Fashion retailer Deacons targets middle class for regional expansion

Deacons chief executive Muchiri Wahome. PHOTO | FILE

What you need to know:

  • Deacons has set a target to have 60 outlets across East Africa by 2020 from the 38 it operates currently.

Fashion retail chain Deacons is targeting middle class shoppers in large towns outside Nairobi as it looks to double revenue to Sh6 billion in the next four years.
The retailer, which lists by introduction Tuesday on the Nairobi Securities Exchange, counts only one outlet outside of Nairobi on its Kenyan portfolio— the Mr Price shop at Nyali Plaza in Mombasa.

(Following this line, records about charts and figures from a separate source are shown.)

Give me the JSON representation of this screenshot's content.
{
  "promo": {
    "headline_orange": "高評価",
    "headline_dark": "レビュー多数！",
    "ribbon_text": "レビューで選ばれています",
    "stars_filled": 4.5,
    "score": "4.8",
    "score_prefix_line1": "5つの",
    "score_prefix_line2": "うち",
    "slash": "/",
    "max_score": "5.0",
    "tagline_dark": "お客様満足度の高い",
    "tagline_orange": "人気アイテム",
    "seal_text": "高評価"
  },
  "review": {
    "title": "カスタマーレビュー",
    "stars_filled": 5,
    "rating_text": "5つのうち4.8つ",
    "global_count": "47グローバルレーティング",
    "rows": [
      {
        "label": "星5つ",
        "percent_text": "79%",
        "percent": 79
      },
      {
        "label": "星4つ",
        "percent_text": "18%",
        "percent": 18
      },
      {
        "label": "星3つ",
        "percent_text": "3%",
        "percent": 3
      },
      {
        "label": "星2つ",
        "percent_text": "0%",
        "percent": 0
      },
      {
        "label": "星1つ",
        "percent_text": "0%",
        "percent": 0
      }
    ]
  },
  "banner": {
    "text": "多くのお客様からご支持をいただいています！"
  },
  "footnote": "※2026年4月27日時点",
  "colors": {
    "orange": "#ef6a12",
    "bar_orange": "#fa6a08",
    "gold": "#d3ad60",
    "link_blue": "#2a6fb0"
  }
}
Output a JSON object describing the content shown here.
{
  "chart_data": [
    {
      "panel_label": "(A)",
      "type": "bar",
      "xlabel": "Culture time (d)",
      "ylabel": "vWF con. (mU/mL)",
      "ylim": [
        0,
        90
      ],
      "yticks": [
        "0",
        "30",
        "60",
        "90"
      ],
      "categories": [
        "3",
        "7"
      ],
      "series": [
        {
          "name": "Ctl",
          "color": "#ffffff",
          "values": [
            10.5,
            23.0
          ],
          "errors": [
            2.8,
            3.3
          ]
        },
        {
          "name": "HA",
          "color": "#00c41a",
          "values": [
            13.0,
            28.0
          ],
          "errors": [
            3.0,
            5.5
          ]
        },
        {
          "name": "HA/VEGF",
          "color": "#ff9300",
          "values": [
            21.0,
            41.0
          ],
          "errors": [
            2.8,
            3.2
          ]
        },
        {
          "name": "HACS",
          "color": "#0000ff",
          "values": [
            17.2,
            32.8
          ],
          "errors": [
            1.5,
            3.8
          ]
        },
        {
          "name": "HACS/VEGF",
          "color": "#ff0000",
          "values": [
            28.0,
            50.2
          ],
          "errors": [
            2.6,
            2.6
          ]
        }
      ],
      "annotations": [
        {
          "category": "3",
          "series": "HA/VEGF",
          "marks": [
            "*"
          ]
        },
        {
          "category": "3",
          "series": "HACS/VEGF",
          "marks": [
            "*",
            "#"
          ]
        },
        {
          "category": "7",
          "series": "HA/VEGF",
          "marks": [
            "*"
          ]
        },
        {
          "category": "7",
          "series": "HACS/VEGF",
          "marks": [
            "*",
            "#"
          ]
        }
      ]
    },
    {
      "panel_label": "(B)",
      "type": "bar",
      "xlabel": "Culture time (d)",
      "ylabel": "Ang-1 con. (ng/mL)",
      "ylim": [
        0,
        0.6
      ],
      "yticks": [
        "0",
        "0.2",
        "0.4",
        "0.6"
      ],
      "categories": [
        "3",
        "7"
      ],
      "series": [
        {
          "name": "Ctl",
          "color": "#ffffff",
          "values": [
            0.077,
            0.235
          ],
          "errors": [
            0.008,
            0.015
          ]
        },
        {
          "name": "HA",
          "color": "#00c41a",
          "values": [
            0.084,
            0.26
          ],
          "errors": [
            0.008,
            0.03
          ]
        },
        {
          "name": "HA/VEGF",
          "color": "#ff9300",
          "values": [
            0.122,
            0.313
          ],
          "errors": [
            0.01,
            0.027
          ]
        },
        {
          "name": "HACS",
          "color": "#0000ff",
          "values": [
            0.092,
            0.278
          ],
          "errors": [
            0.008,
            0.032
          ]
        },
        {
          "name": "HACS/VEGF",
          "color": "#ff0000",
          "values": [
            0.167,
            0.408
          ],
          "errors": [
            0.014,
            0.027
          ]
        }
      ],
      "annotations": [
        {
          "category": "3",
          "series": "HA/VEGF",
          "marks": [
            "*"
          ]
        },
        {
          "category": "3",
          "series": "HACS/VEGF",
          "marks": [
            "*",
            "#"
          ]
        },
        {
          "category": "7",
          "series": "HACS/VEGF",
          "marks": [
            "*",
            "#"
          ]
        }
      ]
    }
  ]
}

The retailer has set a target to have 60 outlets across East Africa by 2020 from the 38 it operates currently in order to hit the revenue target, with the chief executive officer Muchiri Wahome saying they will look to open four or five new stores per year.

“We have only got one store in Mombasa, we think that city can take two more brands or branches,” said Mr Wahome.

“There is also opportunity within the other bigger county headquarters that are showing aggressive commercial interest both from a property development and consumerisation perspective, such as Kisumu, Nakuru, Eldoret, Meru, and Kisii. We are in negotiations with various parties in these towns.”

Deacons also has three stores in Uganda and two in Rwanda, although it exited Tanzania in 2012 citing a tough operating environment.

The company will be targeting new malls in these urban centres for its branches, which include Mr Price, Mr Price Home, Truworths, Adidas, Angelo, 4u2, Identity and Bossini.

These branches stock male and female clothes, footwear and accessories, home textiles, kitchenware, sports apparel, fitness equipment and baby products.

Rising sales in new branches last year helped Deacons record revenue of Sh2.83 billion in 2015, which resulted in a net profit increase of 73 per cent to Sh100.5 million compared to Sh58 million in 2014.

The expansion is to be financed mainly through debt, which as a result of the 2015 expansion had ballooned to Sh655 million at the end of the year. It has paid down the debt this year cutting it to Sh300 million.